Fundraisers have always known that giving is tied to the economy – when the financial picture is buoyant, philanthropy is up; and when it’s not — well, we’re living through what happens when the economy takes a nosedive. But it’s not only the economy that dictates where philanthropy goes in the United States. Other factors influence the desire to give and the commitment to follow through, but none more decisively, it seems, than religious conviction.
37.4% of survey respondents defined themselves as “actively religious”, 24.4% not at all religious, and 38.2% “somewhere in between.” Actively religious donors gave considerably more to charitable causes in 2008, averaging $13,356 versus $9,397 for non-religious donors and $11, 190 for those identifying themselves as “somewhere in between.” Not surprising, actively religious donors also populate the coveted category — “top 10% of donors by gift value.” 60% of the most generous study donors identify themselves as actively religious. The average value of the single highest gift awarded to any not-for-profit in 2008 was more generous for actively religious donors ($5,507) than for either non-religious ($2,695) or “in between” ($3,557) contributors. And, actively religious donors were more likely than all other study participants to say that they intend to give the same or more in 2009 as they did in 2008.
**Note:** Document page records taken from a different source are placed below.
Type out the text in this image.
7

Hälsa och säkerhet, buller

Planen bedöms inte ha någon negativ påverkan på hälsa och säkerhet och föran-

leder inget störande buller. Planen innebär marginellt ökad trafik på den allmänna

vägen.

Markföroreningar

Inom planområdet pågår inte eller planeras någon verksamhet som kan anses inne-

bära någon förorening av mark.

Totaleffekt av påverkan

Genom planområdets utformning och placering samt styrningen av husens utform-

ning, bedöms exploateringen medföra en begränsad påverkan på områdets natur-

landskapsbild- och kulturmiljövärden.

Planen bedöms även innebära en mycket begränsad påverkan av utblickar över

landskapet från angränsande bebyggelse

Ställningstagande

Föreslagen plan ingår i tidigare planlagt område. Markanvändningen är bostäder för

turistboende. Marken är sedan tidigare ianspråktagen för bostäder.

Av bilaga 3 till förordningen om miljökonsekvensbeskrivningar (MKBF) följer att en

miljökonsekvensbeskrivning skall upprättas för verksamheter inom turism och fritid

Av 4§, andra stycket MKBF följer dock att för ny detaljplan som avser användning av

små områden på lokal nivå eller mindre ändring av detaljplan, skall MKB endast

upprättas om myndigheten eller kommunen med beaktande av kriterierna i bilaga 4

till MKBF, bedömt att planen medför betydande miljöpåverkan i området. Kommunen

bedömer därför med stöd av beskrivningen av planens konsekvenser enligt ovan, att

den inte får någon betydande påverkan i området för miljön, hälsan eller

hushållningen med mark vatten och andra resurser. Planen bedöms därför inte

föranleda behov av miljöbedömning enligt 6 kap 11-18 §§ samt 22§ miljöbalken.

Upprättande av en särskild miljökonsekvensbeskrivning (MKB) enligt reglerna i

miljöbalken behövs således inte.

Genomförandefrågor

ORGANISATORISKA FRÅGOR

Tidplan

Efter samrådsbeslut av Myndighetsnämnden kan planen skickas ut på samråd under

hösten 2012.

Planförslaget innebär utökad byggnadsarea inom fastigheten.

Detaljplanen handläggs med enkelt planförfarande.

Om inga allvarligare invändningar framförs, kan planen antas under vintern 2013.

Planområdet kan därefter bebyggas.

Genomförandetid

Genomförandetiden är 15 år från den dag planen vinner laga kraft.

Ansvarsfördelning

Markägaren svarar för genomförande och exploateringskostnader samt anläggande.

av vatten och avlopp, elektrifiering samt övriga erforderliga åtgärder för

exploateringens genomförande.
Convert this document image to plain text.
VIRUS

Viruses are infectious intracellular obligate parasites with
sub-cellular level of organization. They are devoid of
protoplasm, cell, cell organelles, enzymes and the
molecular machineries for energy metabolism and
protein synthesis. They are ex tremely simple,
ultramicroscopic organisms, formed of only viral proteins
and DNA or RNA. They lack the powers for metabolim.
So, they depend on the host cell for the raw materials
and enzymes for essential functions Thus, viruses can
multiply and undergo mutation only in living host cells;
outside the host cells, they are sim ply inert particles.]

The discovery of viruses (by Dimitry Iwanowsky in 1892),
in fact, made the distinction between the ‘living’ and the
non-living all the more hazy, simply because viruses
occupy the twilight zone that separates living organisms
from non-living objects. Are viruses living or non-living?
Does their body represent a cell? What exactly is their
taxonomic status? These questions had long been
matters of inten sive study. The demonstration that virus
Religious conviction is the proverbial tide that floats all ships. While actively religious donors are, naturally, far more likely to support religious causes, they are also more likely to give to education, healthcare, and human services. And, their commitment is not limited to giving. 79% volunteer vs 60% of all other study participants; and actively religious donors are more likely than others to do the heavy lifting on Boards of Directors and Campaign Cabinets.
But, who are these donors who define themselves as “actively religious?” Their demographic profile is very similar to that of all other study respondents, except for one factor – age. 29% of donors between the age of 55 and 64 and 20% of donors over 65 are actively religious, but only 10% of donors under the age of 34 define themselves in this way.
It’s possible, of course, that motivators other than religious conviction will sustain the generosity of our future philanthropists, but if current gift values are any indication, fundraisers should be concerned. Actively religious donors under thirty-five years of age currently give four times more generously than non-religious young donors, and three times more than under-35’s who identify themselves as “somewhere in between.”
The fundraising industry puts almost all its effort and investment into donors who are in their peak earning years right now, and who are sending signals to charities that they are ready to give generously. But, if giving and volunteering are connected to religious conviction, what will happen to philanthropy and voluntarism in the future as the influence of organized religion diminishes? Who or what is waiting in the wings to replace it?